In a production workflow, you might compute results once, archive the ARD, and then apply formatting later – or apply different formatting for different audiences. The spec defines the presentation; the ARD holds the numbers.

# Same ARD, different formatting
compact_spec <- tplyr_spec(
  cols = "TRT01P",
  layers = tplyr_layers(
    group_count(
      "SEX",
      settings = layer_settings(
        format_strings = list(n_counts = f_str("xx", "n"))
      )
    ),
    group_desc(
      "AGE",
      settings = layer_settings(
        format_strings = list(
          "n"    = f_str("xx", "n"),
          "Mean" = f_str("xx.x", "mean")
        )
      )
    )
  )
)

compact_result <- tplyr_from_ard(ard, compact_spec)
kable(compact_result[, !grepl("^ord", names(compact_result))])
rowlabel1 res1 res2 res3
F 53 40 50
M 33 44 34
Mean 75.2 74.4 75.7
n 86 84 84

The same underlying data now appears in a more compact layout, with counts displayed without percentages and only two descriptive statistics rows.

Archiving and Reproducibility

Because the ARD captures every computed statistic as a plain numeric value, it serves as a durable archive of the analysis results.

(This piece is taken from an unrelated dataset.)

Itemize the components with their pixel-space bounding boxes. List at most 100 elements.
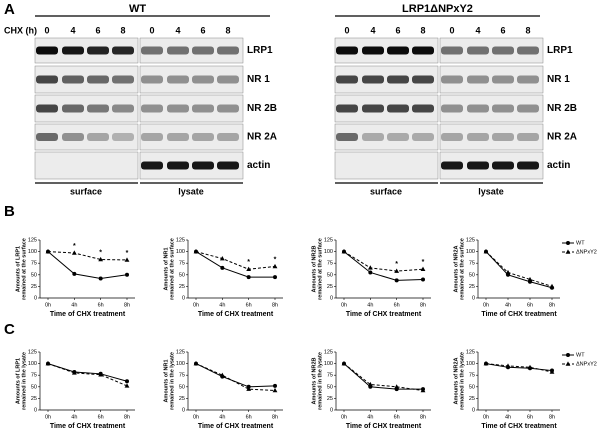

Paired with a saved spec (see vignette("serialize")), the full table can be reproduced at any time without re-running the analysis against the source data.

Summary

The ARD workflow in tplyr2 is straightforward:

  1. Build your table with tplyr_build() as usual.
  2. Convert to long format with tplyr_to_ard() to get one row per statistic.
  3. Reconstruct a formatted table with tplyr_from_ard() using any compatible spec.

This separation of computed results from formatted output supports standards-compliant data exchange, flexible re-formatting, and reproducible archiving of analysis results.